Most of us are going to return to our offices post the pandemic. With our newly discovered sense of community, we will need to put accountability back into the workplace. HRs and CXOs can begin by thinking about these important issues:
What will the post-pandemic workplace environment look like?
We are experiencing a lot of changes in our society with innovations in the economy, volatility in trade, and now, the pandemic. Since almost everything shut down, an emergency brake has been forced on the economy. Several people have lost their jobs, and others are attempting to figure out their way of working from home.
This disturbance paves for a revision of our approach to work, learning, and healthcare. In fact, it is a reset on everything. Management and employees are experimenting with a new kind of work culture that suits them. Current workplace trends have evolved over the years. Enclosed offices gave way to cubicles, which gave way to open concepts without walls, which now have given way to remote interactions. The most recent spaces are a mix of all three.
Companies will bring in the required changes while the staff comes back to the workplace. These include reframing health, communication, travel, finance, and HR policies. From removing close contact scenarios to organising health awareness initiatives, reducing travel stress for employees’ to learning new technology tools to support productivity, meanwhile budgeting for the required resources and its management, are now some of the most crucial tasks.
What action should companies take to get back on track?
When the economy revives and employees begin heading back to the workplace post-coronavirus pandemic, offices will have to be redesigned, prioritising additional space, sanitation, and flexibility with a lot of employees functioning from home and office on a semi-regular basis. Key changes include antimicrobial materials, better air filtration, monitoring temperatures at entry points, and desks spaced to follow social distancing.
What will the operating system look like?
Often a potentially revolutionary platform fails to gain traction not because of technology issues, but for business reasons. It is too pricey to adopt, or the requirement is not quite there. Covid-19 has pushed the majority of the employees into virtual offices that would have happened over a much longer period of time. It is clear that web and web-based tools including social networking tools provide channels for communicators to reach wide audiences. Some of these tools are Zoom, Facebook, Instagram, LinkedIn among others.
Why does the company need a post-pandemic plan?
A company needs a post-pandemic plan as business continuity is crucial. A business continuity plan is an outline to perform once the emergency ends. Your plan should include health, safety, and management components.
— Document guidelines for management and business decisions – keep in mind, anyone can get sick.
— Make a decision about when to open, when to close for clients. Provide hand washing facilities and sanitisation.

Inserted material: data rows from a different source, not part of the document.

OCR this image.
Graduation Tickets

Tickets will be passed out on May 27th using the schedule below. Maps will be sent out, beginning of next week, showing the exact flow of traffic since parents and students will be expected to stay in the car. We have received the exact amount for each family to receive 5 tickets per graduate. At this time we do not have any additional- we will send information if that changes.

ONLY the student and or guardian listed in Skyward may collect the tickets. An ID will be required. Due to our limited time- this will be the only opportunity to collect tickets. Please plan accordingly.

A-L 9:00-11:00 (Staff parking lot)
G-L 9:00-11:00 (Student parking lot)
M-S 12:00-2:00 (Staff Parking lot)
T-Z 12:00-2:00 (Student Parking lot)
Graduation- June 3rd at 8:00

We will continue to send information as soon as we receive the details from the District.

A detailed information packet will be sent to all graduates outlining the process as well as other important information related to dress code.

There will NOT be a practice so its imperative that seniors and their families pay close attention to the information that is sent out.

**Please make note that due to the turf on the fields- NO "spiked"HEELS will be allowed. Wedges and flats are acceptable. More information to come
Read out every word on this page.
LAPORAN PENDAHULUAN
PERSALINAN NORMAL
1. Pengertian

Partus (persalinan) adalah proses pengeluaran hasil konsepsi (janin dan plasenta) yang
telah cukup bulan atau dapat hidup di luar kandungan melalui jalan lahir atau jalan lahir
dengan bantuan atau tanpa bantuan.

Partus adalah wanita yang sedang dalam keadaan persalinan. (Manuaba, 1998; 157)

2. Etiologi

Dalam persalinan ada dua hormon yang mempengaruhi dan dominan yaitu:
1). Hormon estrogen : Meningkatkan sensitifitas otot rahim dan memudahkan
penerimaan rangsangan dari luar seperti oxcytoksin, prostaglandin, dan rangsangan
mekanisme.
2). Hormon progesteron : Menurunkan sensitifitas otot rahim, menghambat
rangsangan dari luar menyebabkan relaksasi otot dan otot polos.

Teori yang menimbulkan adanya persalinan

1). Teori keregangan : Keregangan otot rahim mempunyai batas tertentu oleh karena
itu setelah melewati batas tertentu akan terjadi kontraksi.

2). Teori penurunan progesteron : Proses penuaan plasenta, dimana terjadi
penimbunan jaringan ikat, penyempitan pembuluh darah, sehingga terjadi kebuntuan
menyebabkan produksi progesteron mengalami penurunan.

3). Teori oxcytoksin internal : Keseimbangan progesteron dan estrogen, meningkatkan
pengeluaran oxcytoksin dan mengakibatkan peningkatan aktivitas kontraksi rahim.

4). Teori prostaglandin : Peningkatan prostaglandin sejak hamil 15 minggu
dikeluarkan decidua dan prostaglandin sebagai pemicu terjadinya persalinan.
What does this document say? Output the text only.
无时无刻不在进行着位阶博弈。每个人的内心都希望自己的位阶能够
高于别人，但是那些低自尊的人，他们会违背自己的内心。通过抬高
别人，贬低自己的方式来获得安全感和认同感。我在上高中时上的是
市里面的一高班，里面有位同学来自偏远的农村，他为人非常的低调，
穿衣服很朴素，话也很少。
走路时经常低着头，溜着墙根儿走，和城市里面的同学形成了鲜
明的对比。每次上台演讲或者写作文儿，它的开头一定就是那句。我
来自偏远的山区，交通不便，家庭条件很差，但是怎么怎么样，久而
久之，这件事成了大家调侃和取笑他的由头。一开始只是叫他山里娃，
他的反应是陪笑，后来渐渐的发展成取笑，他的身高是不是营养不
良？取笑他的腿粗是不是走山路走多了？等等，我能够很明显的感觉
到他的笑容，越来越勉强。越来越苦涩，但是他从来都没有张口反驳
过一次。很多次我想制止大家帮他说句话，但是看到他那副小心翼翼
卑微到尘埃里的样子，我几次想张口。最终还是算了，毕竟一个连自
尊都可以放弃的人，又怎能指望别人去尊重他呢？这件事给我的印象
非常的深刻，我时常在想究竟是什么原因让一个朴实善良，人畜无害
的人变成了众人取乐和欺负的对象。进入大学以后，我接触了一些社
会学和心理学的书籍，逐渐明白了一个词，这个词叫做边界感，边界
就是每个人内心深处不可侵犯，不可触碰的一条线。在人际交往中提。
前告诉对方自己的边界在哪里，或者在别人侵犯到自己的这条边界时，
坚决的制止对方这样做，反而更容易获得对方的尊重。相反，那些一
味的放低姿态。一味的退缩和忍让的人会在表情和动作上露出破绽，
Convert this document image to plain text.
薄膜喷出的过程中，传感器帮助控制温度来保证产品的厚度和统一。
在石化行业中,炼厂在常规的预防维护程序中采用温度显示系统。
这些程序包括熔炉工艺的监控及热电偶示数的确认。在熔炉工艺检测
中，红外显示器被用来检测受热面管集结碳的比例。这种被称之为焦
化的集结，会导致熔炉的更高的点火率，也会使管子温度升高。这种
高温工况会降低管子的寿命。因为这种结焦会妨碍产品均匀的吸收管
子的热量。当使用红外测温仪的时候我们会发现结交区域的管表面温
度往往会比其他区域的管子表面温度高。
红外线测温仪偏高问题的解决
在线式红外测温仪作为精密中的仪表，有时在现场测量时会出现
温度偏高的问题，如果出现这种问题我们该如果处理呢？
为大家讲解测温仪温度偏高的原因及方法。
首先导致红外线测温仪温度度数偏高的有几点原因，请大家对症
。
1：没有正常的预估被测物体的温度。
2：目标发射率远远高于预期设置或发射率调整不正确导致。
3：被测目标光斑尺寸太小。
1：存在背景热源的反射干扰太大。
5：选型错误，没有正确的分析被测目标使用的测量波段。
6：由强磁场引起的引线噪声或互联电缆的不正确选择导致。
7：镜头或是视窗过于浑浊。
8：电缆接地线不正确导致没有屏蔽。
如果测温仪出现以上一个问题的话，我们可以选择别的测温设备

Create small working groups.
— Consider postponing or canceling face-to-face meetings as well as unnecessary travel.
— Increase the distance between people (for example, install a protective barrier for those working with the public, increase the distance between workstations, use larger meeting rooms)
— Create a pandemic management team that assigns who will do what tasks, establishes a chain of command, coordinates prevention activities, etc.
Keeping these things in mind will help companies bounce back and motivate employees to come to the office. The post-pandemic era of workplaces is going to different from before but the expectation of work remains the same from all employees. They need to be productive and innovative while they are at work. Thus it is in the best interest of everyone, companies and employees alike, to take all possible precautions, and reinvigorate our work for better outcomes.